I surveyed the 2013 San Francisco Silent Film Festival for Fandor a few weeks ago, covering the highlights and landmarks in brief. But it was always my intention to explore the films, and my experience with them, in a little more detail, time permitting. As it turns out, time has not permitted much opportunity, so I’ve carved a few hours out of a weekend to collect my notes and my thoughts over a few of the films.
The San Francisco International Film Festival has been expanding its size and its mission from the very beginning, when it was a single film showing with live music. Since then, it has expanded to four days, playing new restorations and rediscoveries, bringing in the finest silent film accompanists from around the world, commissioning original scores, and offering presentations from archivists walking us through their latest projects.
This year marks the latest and most exciting expansion of their mission: the world premiere of two new restorations undertaken by the SFSFF in collaboration with international film archives.

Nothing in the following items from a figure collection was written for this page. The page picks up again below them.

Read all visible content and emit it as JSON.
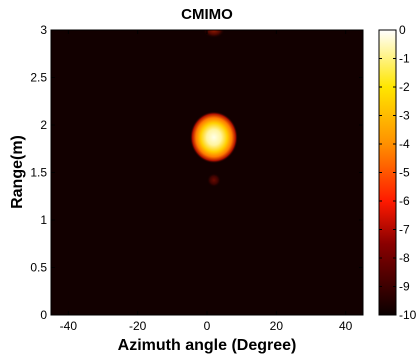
{
  "chart_data": {
    "type": "heatmap",
    "title": "CMIMO",
    "xlabel": "Azimuth angle (Degree)",
    "ylabel": "Range(m)",
    "xlim": [
      -45,
      45
    ],
    "ylim": [
      0,
      3
    ],
    "xticks": [
      -40,
      -20,
      0,
      20,
      40
    ],
    "yticks": [
      0,
      0.5,
      1,
      1.5,
      2,
      2.5,
      3
    ],
    "xtick_labels": [
      "-40",
      "-20",
      "0",
      "20",
      "40"
    ],
    "ytick_labels": [
      "0",
      "0.5",
      "1",
      "1.5",
      "2",
      "2.5",
      "3"
    ],
    "colorbar": {
      "colormap": "hot",
      "range": [
        -10,
        0
      ],
      "ticks": [
        0,
        -1,
        -2,
        -3,
        -4,
        -5,
        -6,
        -7,
        -8,
        -9,
        -10
      ],
      "tick_labels": [
        "0",
        "-1",
        "-2",
        "-3",
        "-4",
        "-5",
        "-6",
        "-7",
        "-8",
        "-9",
        "-10"
      ]
    },
    "background_level_db": -10,
    "peaks": [
      {
        "azimuth": 2,
        "range": 1.87,
        "level_db": 0
      },
      {
        "azimuth": 2,
        "range": 1.42,
        "level_db": -8
      },
      {
        "azimuth": 2,
        "range": 3.0,
        "level_db": -7.5
      }
    ]
  }
}
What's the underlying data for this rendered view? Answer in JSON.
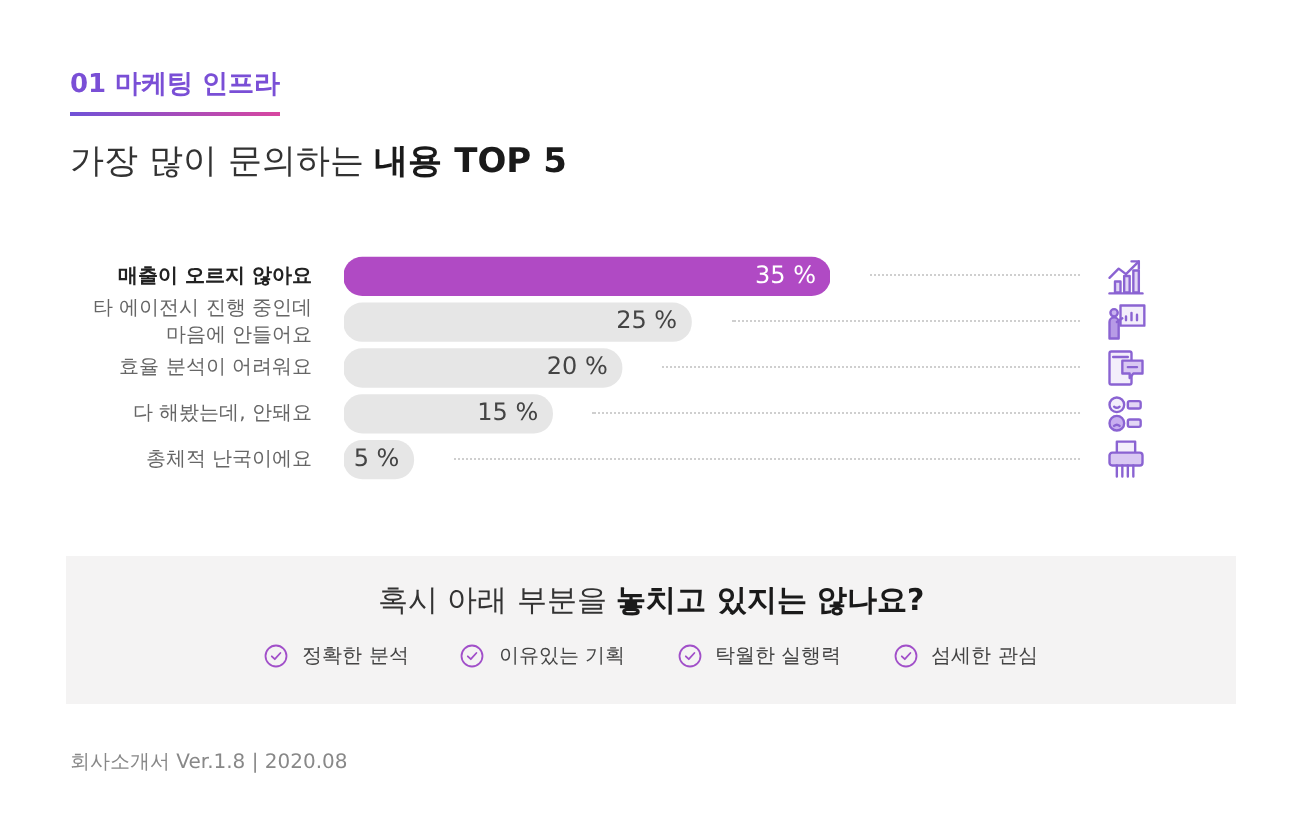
{
  "chart_data": {
    "type": "bar",
    "orientation": "horizontal",
    "title": "가장 많이 문의하는 내용 TOP 5",
    "categories": [
      "매출이 오르지 않아요",
      "타 에이전시 진행 중인데 마음에 안들어요",
      "효율 분석이 어려워요",
      "다 해봤는데, 안돼요",
      "총체적 난국이에요"
    ],
    "values": [
      35,
      25,
      20,
      15,
      5
    ],
    "colors": [
      "#b04ac4",
      "#e6e6e6",
      "#e6e6e6",
      "#e6e6e6",
      "#e6e6e6"
    ],
    "value_labels": [
      "35 %",
      "25 %",
      "20 %",
      "15 %",
      "5 %"
    ],
    "tick_labels": "y",
    "grid": false,
    "legend": false,
    "annotations": [
      "01 마케팅 인프라",
      "혹시 아래 부분을 놓치고 있지는 않나요?",
      "정확한 분석",
      "이유있는 기획",
      "탁월한 실행력",
      "섬세한 관심",
      "회사소개서 Ver.1.8 | 2020.08"
    ]
  }
}
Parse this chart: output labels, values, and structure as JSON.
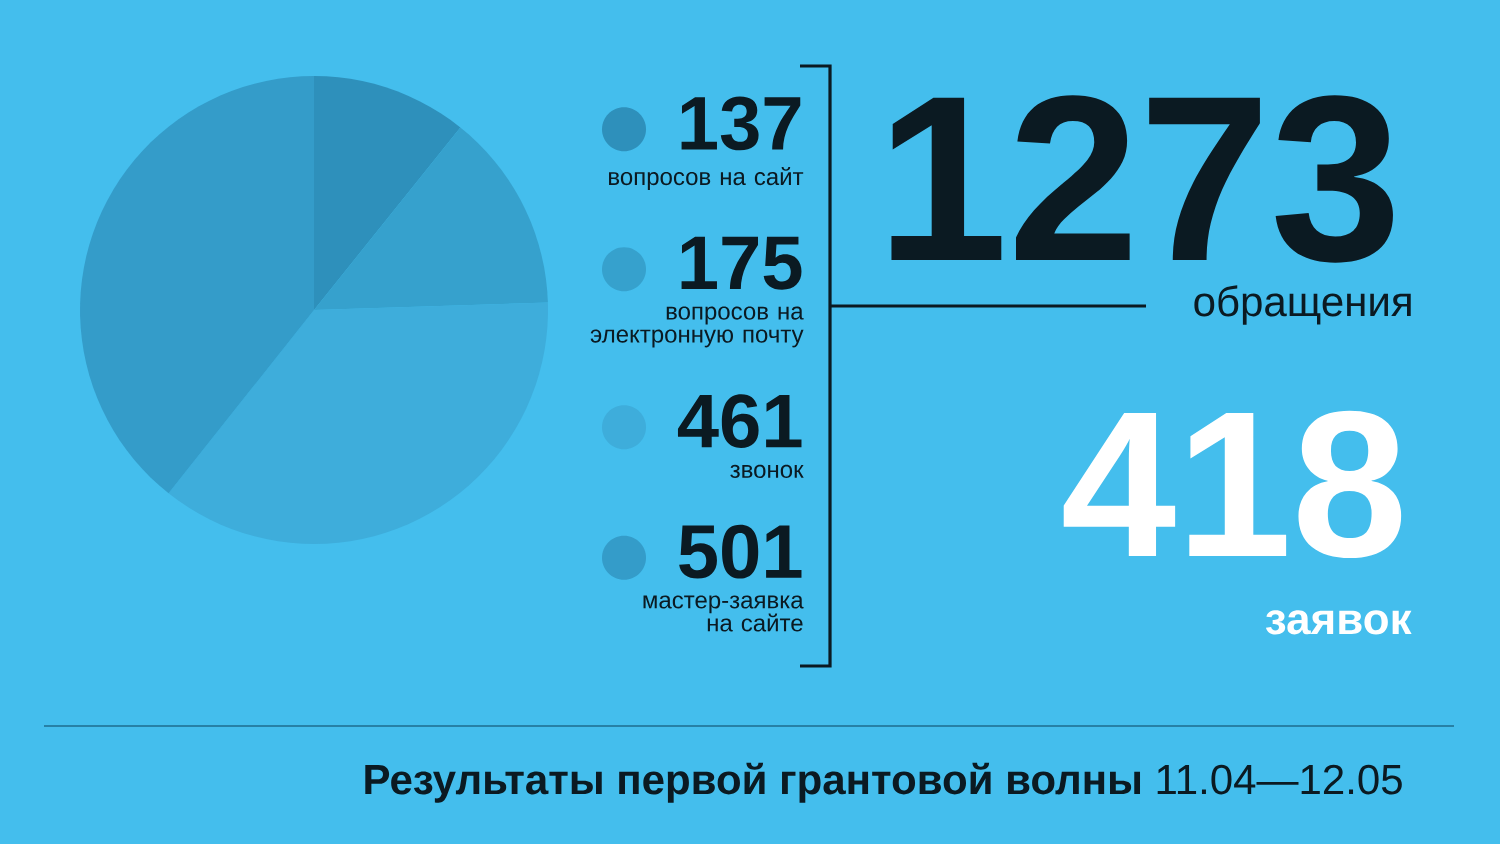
{
  "chart_data": {
    "type": "pie",
    "title": "**Результаты первой грантовой волны** 11.04—12.05",
    "categories": [
      "вопросов на сайт",
      "вопросов на электронную почту",
      "звонок",
      "мастер-заявка на сайте"
    ],
    "values": [
      137,
      175,
      461,
      501
    ],
    "colors": [
      "#2e90bb",
      "#36a1cd",
      "#3eaddb",
      "#349cc9"
    ],
    "data_labels": true,
    "legend": "right",
    "annotations": [
      "1273",
      "обращения",
      "418",
      "заявок"
    ]
  }
}
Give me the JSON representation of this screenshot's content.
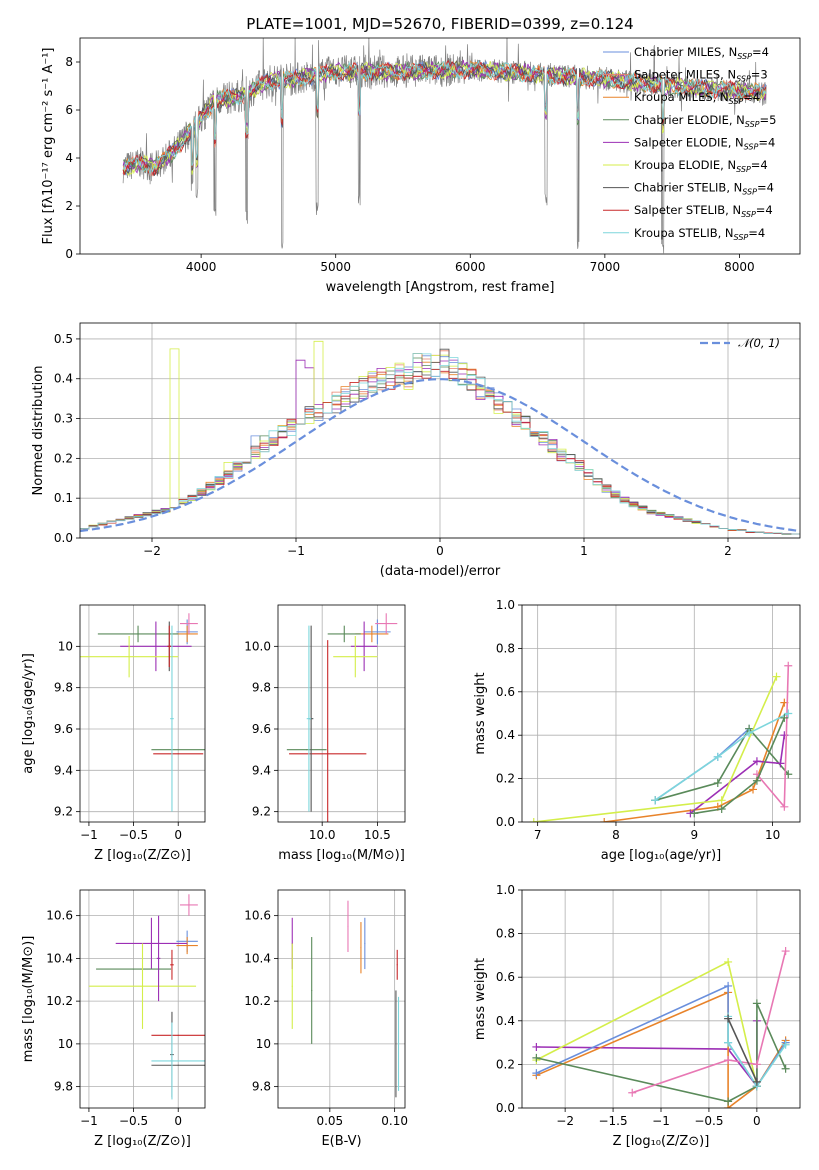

Allan Dwan’s 1916 The Half-Breed, a California frontier western starring Douglas Fairbanks in the title role, has been available before in a largely complete but partially re-edited 1924 re-release held by the Cinématèque Française (that version was released on disc a few years ago in Flicker Alley’s marvelous Douglas Fairbanks box set). Rob Byrne set about attempting to reconstruct the original, longer 1916 cut with the help of an incomplete (and very damaged) print of the original release held by the Library of Congress and a radically re-edited reduction print found by Lobster Films in France. Research into the scant documentation verified a few incomplete sequences and a couple of completely missing scenes, which Byrne, collaborating with Cinématèque Française, was able to reconstruct with the additional prints. (At the “Amazing Tales from the Archives” presentation on Friday morning, Byrne presented a step-by-step look at the process of not just finding footage, but doing detective work into finding the original titles, the original narrative, and the editing as seen on the original release; it was the most detailed presentation I have seen on the work and research that goes in to restoring a silent film.)
The result is not necessarily one of Fairbanks’ best films, but the restored film shows a more nuanced and interesting drama than heretofore seen, a conflicted portrait of racism and prejudice through the filter of history that decries intolerance without defying it (the film can’t let even as noble a half-breed as Fairbanks walk off into the sunset with a white woman), yet vividly lays out the hypocrisy of prejudice and white superiority in scene after scene. The film was adapted from a Bret Harte short story by Anita Loos, whose distinctive wit is evident in the surviving original intertitles (most of them are lost and the difference between the deft language and satirical edge of Loos and the bland writing of the rewritten titles of the reissue is unavoidable).